Natural de Santa Maria, Beltrame foi cogitado mais de uma vez para assumir a Secretaria da Segurança gaúcha. O delegado da Polícia Federal afirma que a primeira medida para enfrentar o momento conturbado é a apresentação de política pública ativa e transparente para a população:

– A primeira coisa que se tem de fazer, seja pelo governador ou pelo secretário que chegar, é um diagnóstico e mostrar plano para a sociedade. Mostrar a situação em que a sociedade se encontra, que a situação é difícil, mas que há plano. Quando cheguei no Rio de Janeiro, tínhamos 41 homicídios para cada 100 mil pessoas. Hoje, temos 19. Era muito difícil. Mas apresentamos um plano.

VIDEOMONITORAMENTO PARA COMBATER CRIME

A utilização do videomonitoramento a favor da segurança pública foi um dos destaques do fórum. Reconhecimento de placas, de rostos procurados e análises inteligentes de imagens foram apresentadas pela empresas participantes. Em sua palestra, Beltrame opinou sobre o tema e apresentou as centrais privadas de videomonitoramento, aposta em evolução no Rio de Janeiro.

A ideia é baseada no sistema utilizado em Londres, uma das cidades com mais câmeras no mundo. Em parceria com o poder público, associações comerciais e de bairros desenvolveriam sua própria central, ampliando o alcance das imagens.

– A polícia será acionada de qualquer forma, mas, em vez do tradicional 190, pode ser feita de maneira digital e com imagens do ocorrido – aponta o secretário do Rio de Janeiro.

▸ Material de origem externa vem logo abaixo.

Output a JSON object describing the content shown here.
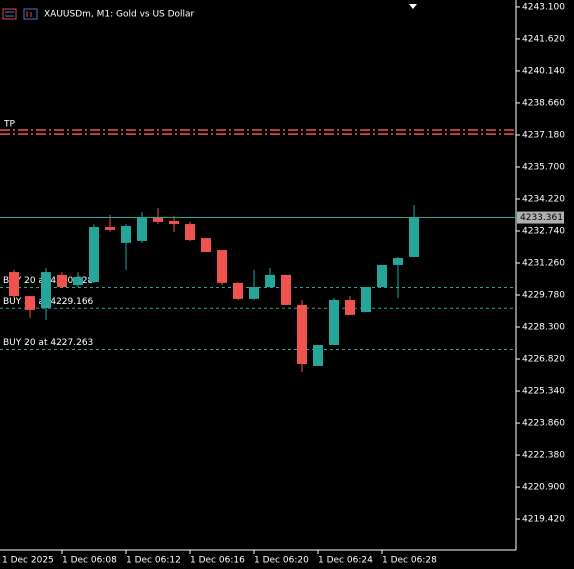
{
  "chart_data": {
    "type": "candlestick",
    "title": "XAUUSDm, M1:  Gold vs US Dollar",
    "date_label": "1 Dec 2025",
    "categories": [
      null,
      null,
      null,
      "1 Dec 06:08",
      null,
      null,
      null,
      "1 Dec 06:12",
      null,
      null,
      null,
      "1 Dec 06:16",
      null,
      null,
      null,
      "1 Dec 06:20",
      null,
      null,
      null,
      "1 Dec 06:24",
      null,
      null,
      null,
      "1 Dec 06:28",
      null,
      null
    ],
    "open": [
      4230.84,
      4229.73,
      4229.18,
      4230.71,
      4230.24,
      4230.38,
      4232.92,
      4232.19,
      4232.28,
      4233.39,
      4233.2,
      4233.06,
      4232.41,
      4231.86,
      4230.34,
      4229.6,
      4230.15,
      4230.71,
      4229.32,
      4226.5,
      4227.47,
      4229.55,
      4228.99,
      4230.15,
      4231.17,
      4231.54
    ],
    "high": [
      4230.94,
      4229.73,
      4231.03,
      4230.84,
      4230.84,
      4233.06,
      4233.48,
      4233.06,
      4233.62,
      4233.8,
      4233.43,
      4233.16,
      4232.41,
      4231.86,
      4230.38,
      4230.94,
      4231.03,
      4230.71,
      4229.55,
      4227.47,
      4229.64,
      4229.73,
      4230.15,
      4231.17,
      4231.54,
      4233.94
    ],
    "low": [
      4229.64,
      4228.72,
      4228.62,
      4230.1,
      4230.15,
      4230.34,
      4232.69,
      4230.94,
      4232.19,
      4233.06,
      4232.69,
      4232.28,
      4231.77,
      4230.24,
      4229.55,
      4229.55,
      4230.15,
      4229.32,
      4226.22,
      4226.5,
      4227.47,
      4228.86,
      4228.99,
      4230.15,
      4229.64,
      4231.54
    ],
    "close": [
      4229.73,
      4229.09,
      4230.84,
      4230.15,
      4230.61,
      4232.92,
      4232.79,
      4232.97,
      4233.34,
      4233.16,
      4233.06,
      4232.32,
      4231.77,
      4230.34,
      4229.6,
      4230.15,
      4230.71,
      4229.32,
      4226.59,
      4227.47,
      4229.55,
      4228.86,
      4230.15,
      4231.17,
      4231.49,
      4233.36
    ],
    "up_color": "#26a69a",
    "down_color": "#ef5350",
    "ylim": [
      4217.99,
      4243.42
    ],
    "yticks": [
      {
        "value": 4243.1,
        "label": "4243.100"
      },
      {
        "value": 4241.62,
        "label": "4241.620"
      },
      {
        "value": 4240.14,
        "label": "4240.140"
      },
      {
        "value": 4238.66,
        "label": "4238.660"
      },
      {
        "value": 4237.18,
        "label": "4237.180"
      },
      {
        "value": 4235.7,
        "label": "4235.700"
      },
      {
        "value": 4234.22,
        "label": "4234.220"
      },
      {
        "value": 4232.74,
        "label": "4232.740"
      },
      {
        "value": 4231.26,
        "label": "4231.260"
      },
      {
        "value": 4229.78,
        "label": "4229.780"
      },
      {
        "value": 4228.3,
        "label": "4228.300"
      },
      {
        "value": 4226.82,
        "label": "4226.820"
      },
      {
        "value": 4225.34,
        "label": "4225.340"
      },
      {
        "value": 4223.86,
        "label": "4223.860"
      },
      {
        "value": 4222.38,
        "label": "4222.380"
      },
      {
        "value": 4220.9,
        "label": "4220.900"
      },
      {
        "value": 4219.42,
        "label": "4219.420"
      }
    ],
    "last_price": {
      "value": 4233.361,
      "label": "4233.361"
    },
    "order_lines": [
      {
        "label": "BUY 20 at 4230.128",
        "price": 4230.128
      },
      {
        "label": "BUY 20 at 4229.166",
        "price": 4229.166
      },
      {
        "label": "BUY 20 at 4227.263",
        "price": 4227.263
      }
    ],
    "tp_label": "TP",
    "tp_lines": [
      4237.41,
      4237.22
    ]
  }
}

COMENTÁRIO DO BENGOCHEA - A apresentação de ser “o homem que devolveu a sensação de segurança no Rio de Janeiro” é falaciosa na medida em que seu plano não deu certo, a pacificação foi desmoralizada, os presídios e comunidades ainda estão sob domínio das facções, a guerra continua fazendo vítimas, e as leis e a justiça não entraram no esforço de pacificação. Porém, deve-se louvar o esforço que fez comprometendo o Executivo, investindo no policiamento comunitário e integrando a polícia com as forças militares para uma ideia de pacificação do Rio. Infelizmente, suas estratégias falharam diante do descaso administrativo em investir nas forças policiais, no setor prisional e nas política sociais; falharam diante da leniência de uma justiça lerda, incapacitada e garantista dos direitos dos criminosos que lava as mãos para as questões de ordem pública; e falharam para legisladores omissos e permissivos que fazem as leis para proteger direitos dos criminosos, ao invés de garantir direitos à vida, ao patrimônio e à liberdade, em defesa do trabalhador, do cidadão, dos jovens, das mulheres, dos idosos e das comunidades, pela força da lei, da justiça e da polícia. De nada vão adiantar as estratégias e avanços tecnológicos contra o crime sem a força da lei e da justiça para sustentar os esforços policias, sem a devida valorização da pessoa do policial, sem o reconhecimento da polícia como função essencial à justiça, e sem ressaltar a importância social das instituições policiais e do dever policial.